May 17, 2024

The Baguio Midland Courier was born by about two months ahead of me. Hence, I do not have any memory of this paper until I became conscious about its existence when I became a part-time newsboy about 10 years later. I first started selling a national daily and soon a fellow newsboy and classmate nicknamed “It-tong” invited me to sell the Midland Courier on Sundays.
How I became a newsboy is an interesting story in itself, but suffice it to say that during those years, boys our age were allowed or even encouraged by our elders to earn money to add to our student’s allowances which is also an early lesson in the value of labor.
So many weekend vacations, holidays, and summers were spent learning how to increase my earnings by saving on profits to add on to capital, finding new routes to pass – shouting the names of the newspapers and/or magazines on hand, getting new customers or “suki”, knowing the best places to sell at certain hours of the day, etc.
Soon, I would browse over the news, as well as the advertisements, especially what movies were showing and their next attraction.
I would never miss reading the interesting and insightful editorials of uncle Sinai and the wit and humor of auntie Cecile in her column “In and Out of Baguio”.
In fact, just by reading the news articles written by Gus Saboy, Isidro Chammag, Bert Floresca, Juan Valdez, Gabriel Pawid Keith, to name a few, were already lessons in English which was and still is the second language in Baguio City, where the U. S. government sent the Thomasites principally to spread the English language.
But my actual involvement with the Midland Courier was during the Martial Law years when I was invited (“coerced”?) by Steve Hamada (son of uncle Sinai) and Bembo Afable (son of auntie Cecile) to write a column. Both Bembo and Steve were my college “barkada” along with Peppot Ilagan and Manny Mayo who were in the nucleus of the KM in Baguio after a meeting with Joma Sison was held in No. 40 P. Burgos Street residence of auntie Cecile.

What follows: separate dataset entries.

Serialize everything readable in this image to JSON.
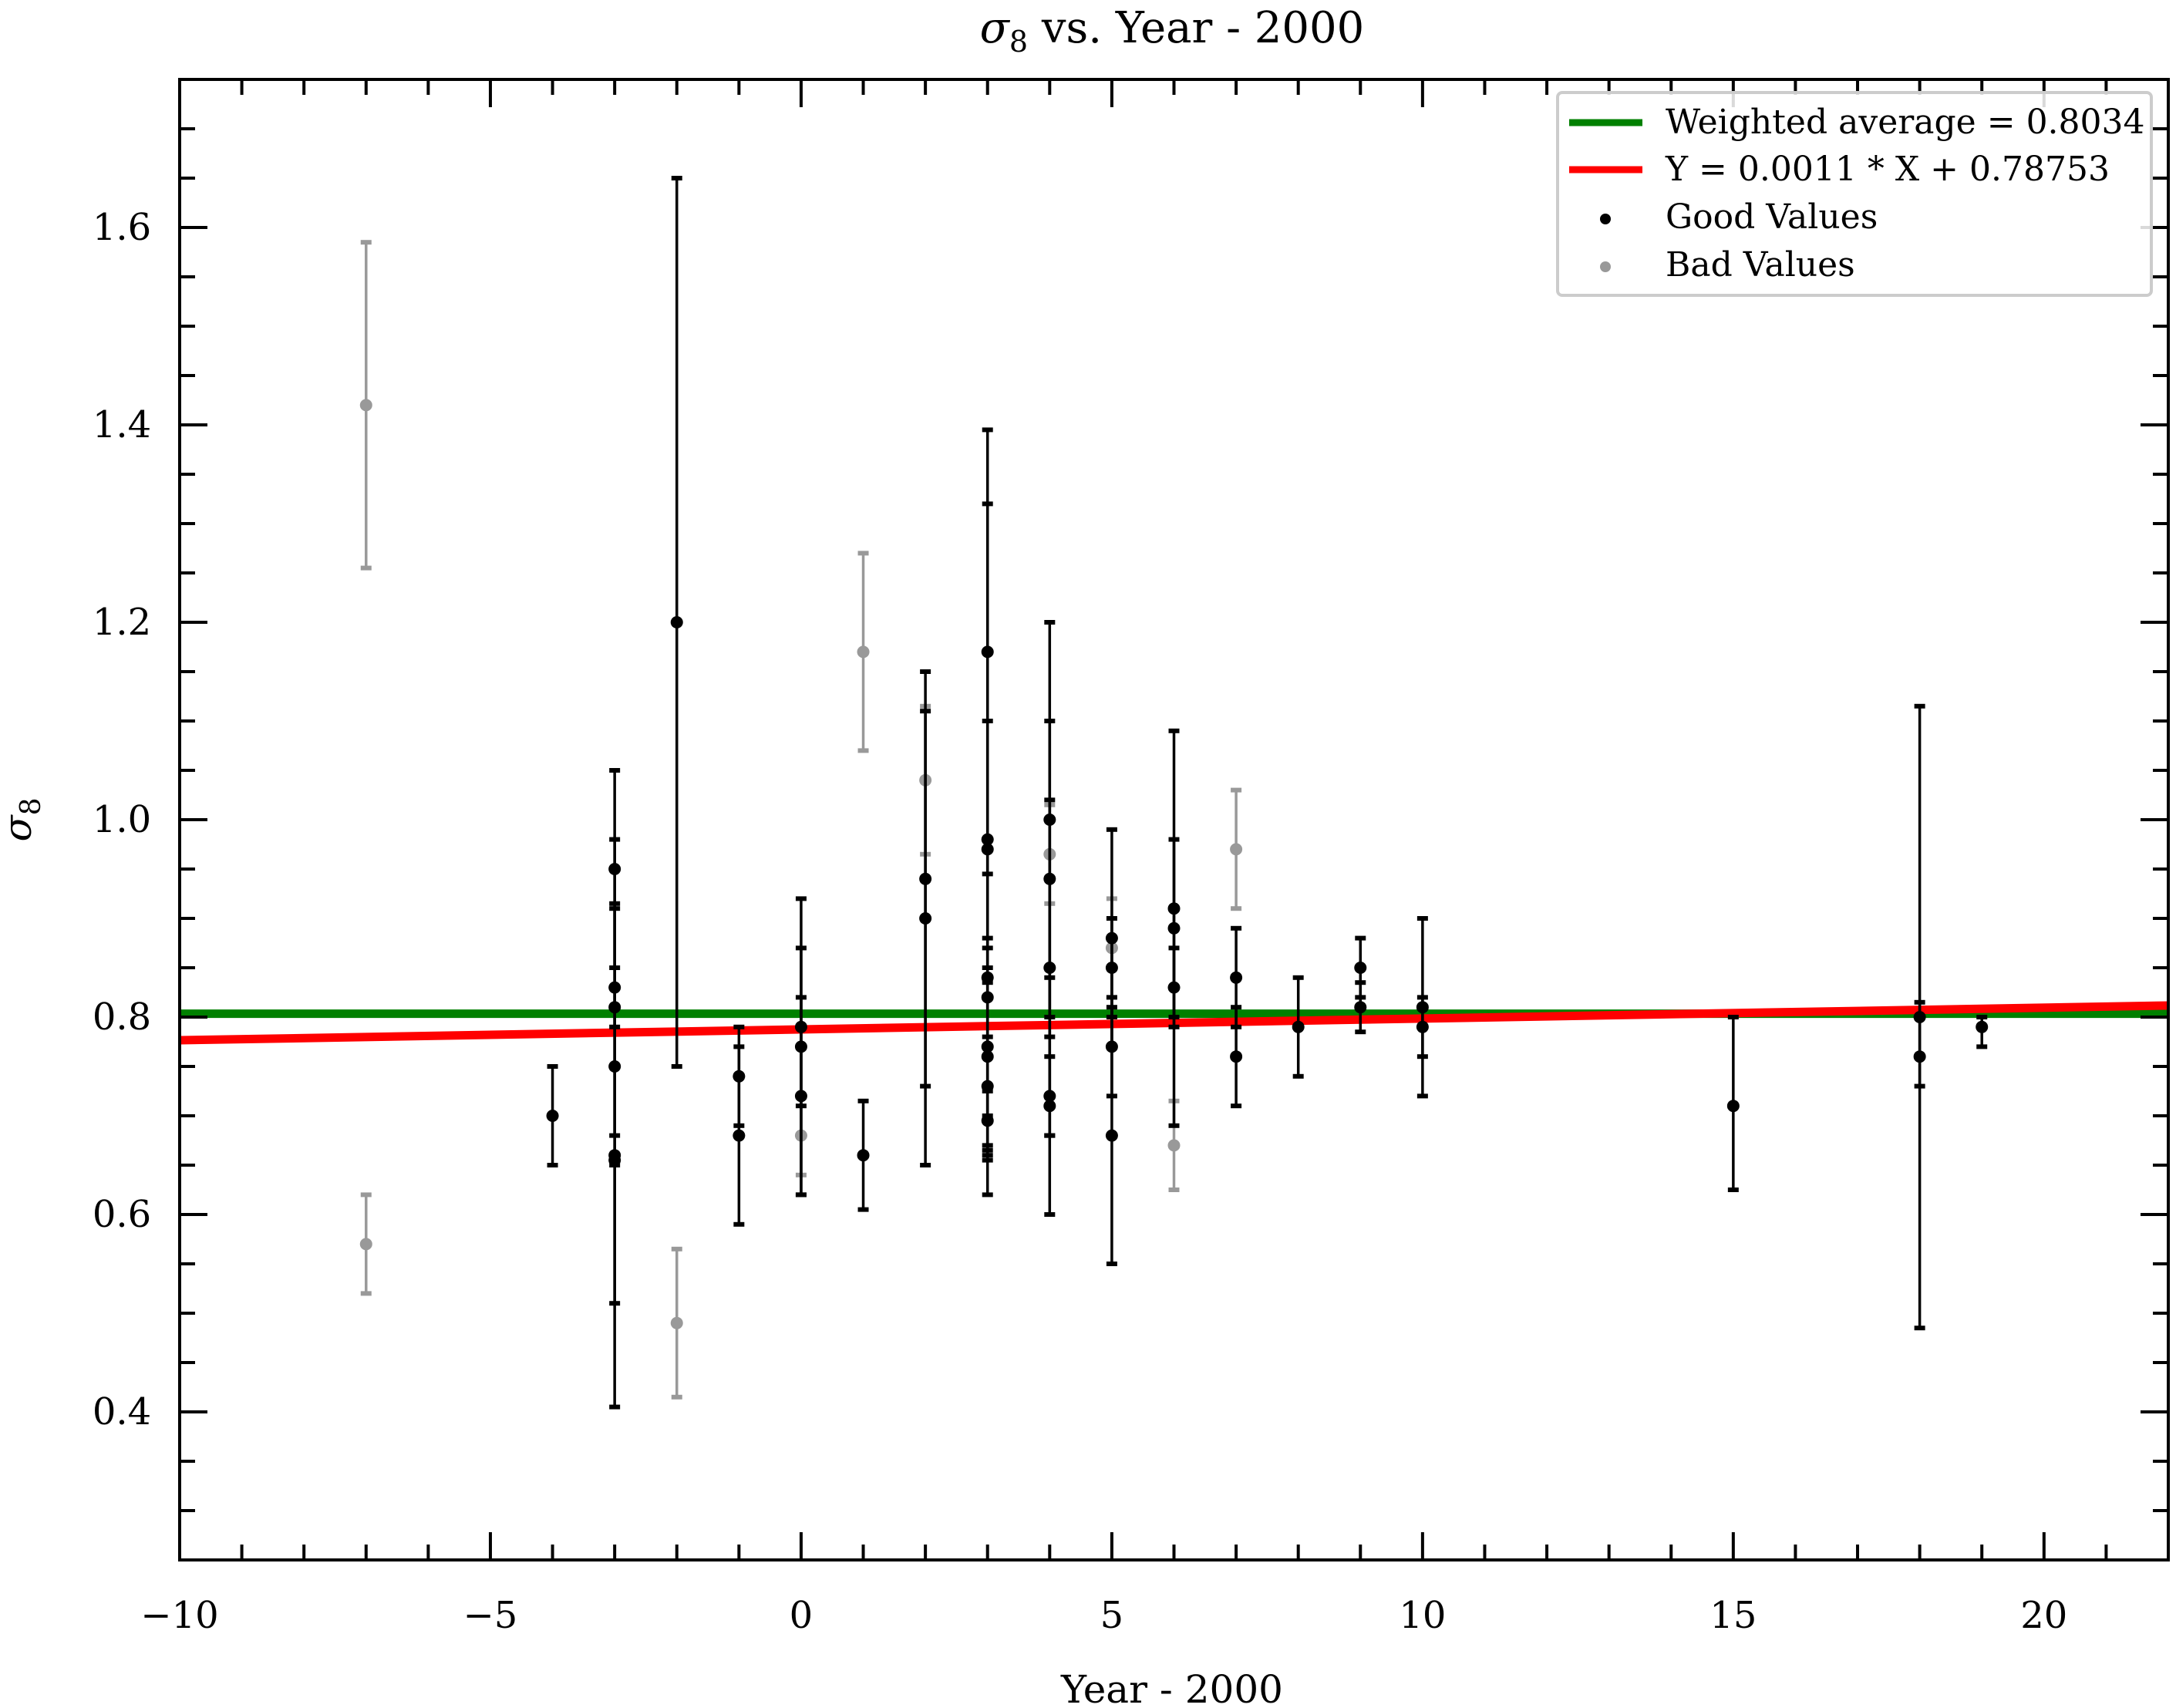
{
  "chart_data": {
    "type": "scatter",
    "title_prefix": "σ",
    "title_sub": "8",
    "title_suffix": " vs. Year - 2000",
    "xlabel": "Year - 2000",
    "ylabel_main": "σ",
    "ylabel_sub": "8",
    "xlim": [
      -10,
      22
    ],
    "ylim": [
      0.25,
      1.75
    ],
    "xticks": [
      -10,
      -5,
      0,
      5,
      10,
      15,
      20
    ],
    "xtick_labels": [
      "−10",
      "−5",
      "0",
      "5",
      "10",
      "15",
      "20"
    ],
    "yticks": [
      0.4,
      0.6,
      0.8,
      1.0,
      1.2,
      1.4,
      1.6
    ],
    "ytick_labels": [
      "0.4",
      "0.6",
      "0.8",
      "1.0",
      "1.2",
      "1.4",
      "1.6"
    ],
    "legend_position": "top-right",
    "legend": [
      {
        "label": "Weighted average = 0.8034",
        "kind": "line",
        "color": "#008000"
      },
      {
        "label": "Y = 0.0011 * X + 0.78753",
        "kind": "line",
        "color": "#ff0000"
      },
      {
        "label": "Good Values",
        "kind": "point",
        "color": "#000000"
      },
      {
        "label": "Bad Values",
        "kind": "point",
        "color": "#999999"
      }
    ],
    "lines": [
      {
        "name": "Weighted average = 0.8034",
        "color": "#008000",
        "slope": 0,
        "intercept": 0.8034
      },
      {
        "name": "Y = 0.0011 * X + 0.78753",
        "color": "#ff0000",
        "slope": 0.0011,
        "intercept": 0.78753
      }
    ],
    "series": [
      {
        "name": "Good Values",
        "color": "#000000",
        "points": [
          {
            "x": -4,
            "y": 0.7,
            "lo": 0.65,
            "hi": 0.75
          },
          {
            "x": -3,
            "y": 0.95,
            "lo": 0.85,
            "hi": 1.05
          },
          {
            "x": -3,
            "y": 0.83,
            "lo": 0.68,
            "hi": 0.98
          },
          {
            "x": -3,
            "y": 0.81,
            "lo": 0.79,
            "hi": 0.83
          },
          {
            "x": -3,
            "y": 0.75,
            "lo": 0.51,
            "hi": 0.91
          },
          {
            "x": -3,
            "y": 0.66,
            "lo": 0.405,
            "hi": 0.915
          },
          {
            "x": -3,
            "y": 0.655,
            "lo": 0.65,
            "hi": 0.66
          },
          {
            "x": -2,
            "y": 1.2,
            "lo": 0.75,
            "hi": 1.65
          },
          {
            "x": -1,
            "y": 0.74,
            "lo": 0.69,
            "hi": 0.79
          },
          {
            "x": -1,
            "y": 0.68,
            "lo": 0.59,
            "hi": 0.77
          },
          {
            "x": 0,
            "y": 0.79,
            "lo": 0.71,
            "hi": 0.87
          },
          {
            "x": 0,
            "y": 0.77,
            "lo": 0.62,
            "hi": 0.92
          },
          {
            "x": 0,
            "y": 0.72,
            "lo": 0.62,
            "hi": 0.82
          },
          {
            "x": 1,
            "y": 0.66,
            "lo": 0.605,
            "hi": 0.715
          },
          {
            "x": 2,
            "y": 0.94,
            "lo": 0.73,
            "hi": 1.15
          },
          {
            "x": 2,
            "y": 0.9,
            "lo": 0.65,
            "hi": 1.11
          },
          {
            "x": 3,
            "y": 1.17,
            "lo": 0.945,
            "hi": 1.395
          },
          {
            "x": 3,
            "y": 0.98,
            "lo": 0.62,
            "hi": 1.32
          },
          {
            "x": 3,
            "y": 0.97,
            "lo": 0.85,
            "hi": 1.1
          },
          {
            "x": 3,
            "y": 0.84,
            "lo": 0.7,
            "hi": 0.98
          },
          {
            "x": 3,
            "y": 0.82,
            "lo": 0.77,
            "hi": 0.87
          },
          {
            "x": 3,
            "y": 0.77,
            "lo": 0.67,
            "hi": 0.88
          },
          {
            "x": 3,
            "y": 0.76,
            "lo": 0.655,
            "hi": 0.835
          },
          {
            "x": 3,
            "y": 0.73,
            "lo": 0.66,
            "hi": 0.78
          },
          {
            "x": 3,
            "y": 0.695,
            "lo": 0.665,
            "hi": 0.725
          },
          {
            "x": 4,
            "y": 1.0,
            "lo": 0.8,
            "hi": 1.2
          },
          {
            "x": 4,
            "y": 0.94,
            "lo": 0.78,
            "hi": 1.1
          },
          {
            "x": 4,
            "y": 0.85,
            "lo": 0.68,
            "hi": 1.02
          },
          {
            "x": 4,
            "y": 0.72,
            "lo": 0.6,
            "hi": 0.84
          },
          {
            "x": 4,
            "y": 0.71,
            "lo": 0.68,
            "hi": 0.76
          },
          {
            "x": 5,
            "y": 0.88,
            "lo": 0.77,
            "hi": 0.99
          },
          {
            "x": 5,
            "y": 0.85,
            "lo": 0.8,
            "hi": 0.9
          },
          {
            "x": 5,
            "y": 0.77,
            "lo": 0.72,
            "hi": 0.82
          },
          {
            "x": 5,
            "y": 0.68,
            "lo": 0.55,
            "hi": 0.81
          },
          {
            "x": 6,
            "y": 0.91,
            "lo": 0.79,
            "hi": 1.09
          },
          {
            "x": 6,
            "y": 0.89,
            "lo": 0.8,
            "hi": 0.98
          },
          {
            "x": 6,
            "y": 0.83,
            "lo": 0.69,
            "hi": 0.87
          },
          {
            "x": 7,
            "y": 0.84,
            "lo": 0.79,
            "hi": 0.89
          },
          {
            "x": 7,
            "y": 0.76,
            "lo": 0.71,
            "hi": 0.81
          },
          {
            "x": 8,
            "y": 0.79,
            "lo": 0.74,
            "hi": 0.84
          },
          {
            "x": 9,
            "y": 0.85,
            "lo": 0.82,
            "hi": 0.88
          },
          {
            "x": 9,
            "y": 0.81,
            "lo": 0.785,
            "hi": 0.835
          },
          {
            "x": 10,
            "y": 0.81,
            "lo": 0.72,
            "hi": 0.9
          },
          {
            "x": 10,
            "y": 0.79,
            "lo": 0.76,
            "hi": 0.82
          },
          {
            "x": 15,
            "y": 0.71,
            "lo": 0.625,
            "hi": 0.8
          },
          {
            "x": 18,
            "y": 0.8,
            "lo": 0.73,
            "hi": 1.115
          },
          {
            "x": 18,
            "y": 0.76,
            "lo": 0.485,
            "hi": 0.815
          },
          {
            "x": 19,
            "y": 0.79,
            "lo": 0.77,
            "hi": 0.8
          }
        ]
      },
      {
        "name": "Bad Values",
        "color": "#999999",
        "points": [
          {
            "x": -7,
            "y": 1.42,
            "lo": 1.255,
            "hi": 1.585
          },
          {
            "x": -7,
            "y": 0.57,
            "lo": 0.52,
            "hi": 0.62
          },
          {
            "x": -2,
            "y": 0.49,
            "lo": 0.415,
            "hi": 0.565
          },
          {
            "x": 0,
            "y": 0.68,
            "lo": 0.64,
            "hi": 0.72
          },
          {
            "x": 1,
            "y": 1.17,
            "lo": 1.07,
            "hi": 1.27
          },
          {
            "x": 2,
            "y": 1.04,
            "lo": 0.965,
            "hi": 1.115
          },
          {
            "x": 4,
            "y": 0.965,
            "lo": 0.915,
            "hi": 1.015
          },
          {
            "x": 5,
            "y": 0.87,
            "lo": 0.82,
            "hi": 0.92
          },
          {
            "x": 6,
            "y": 0.67,
            "lo": 0.625,
            "hi": 0.715
          },
          {
            "x": 7,
            "y": 0.97,
            "lo": 0.91,
            "hi": 1.03
          }
        ]
      }
    ]
  }
}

Steve Hamada was asked by uncle Sinai to take over the editorship of the newspaper. He was an advertising executive in Manila and had to give up his job to follow the call of a father.
Bembo Afable, who was at that time, the Benguet provincial attorney, told me that we have to support Steve by joining him as columnist. I was then a representative of the Association of Barangay Councils to the Sangguniang Panlungsod of Baguio. Bembo’s column was “Rhyme and Reason” and I named mine “Grassroots”.
The barangay is the lowest form of government, thus, it is the grassroots in the level of governance, hence, the byline of my column. Bembo and I were also among the neophytes in the law profession then.
Uncle Osie warmly welcomed me to the Midland Courier with a firm handshake and a warm smile and an advice to do well. In the course of time, uncle Osie would tell me in Ilocano “Del, di mo nga ibibatan ta column mo, ah.” To which I would tell him, that I won’t, but which promise I failed to keep because of frequent out-of-town activities that I attended for different civic and religious organizations.
When I began to write the Grassroots, I referred to the first editorial of uncle Sinai where he wrote: “… More expansively and ambitiously, however, we shall strive to be read wherever men are fair-minded; they are fearless, but friendly and free.”
The “four-point program” of the Midland Courier has always been the guidepost in my life – as a newsboy, a columnist, student leader, lawyer, civic and religious leader, government employee, environmentalist, and as an ordinary citizen.
Like the Midland Courier, we were not born of hate, thus always fair-minded; we are fearless in the search of truth; we are friendly and giving of ourself – sharing all our God-given talents and blessings to everyone in need; and free – not beholden to anything or anyone but our Creator, whom we profusely thank for having lived in eight different decades (prayerfully, more), in two different centuries and two different millennia.
To have lived my life along with a very prestigious multi-awarded newspaper that is a Hall of Famer in the Philippine Press Institutes’ Annual Community Press Awards is, indeed, something to be proud about.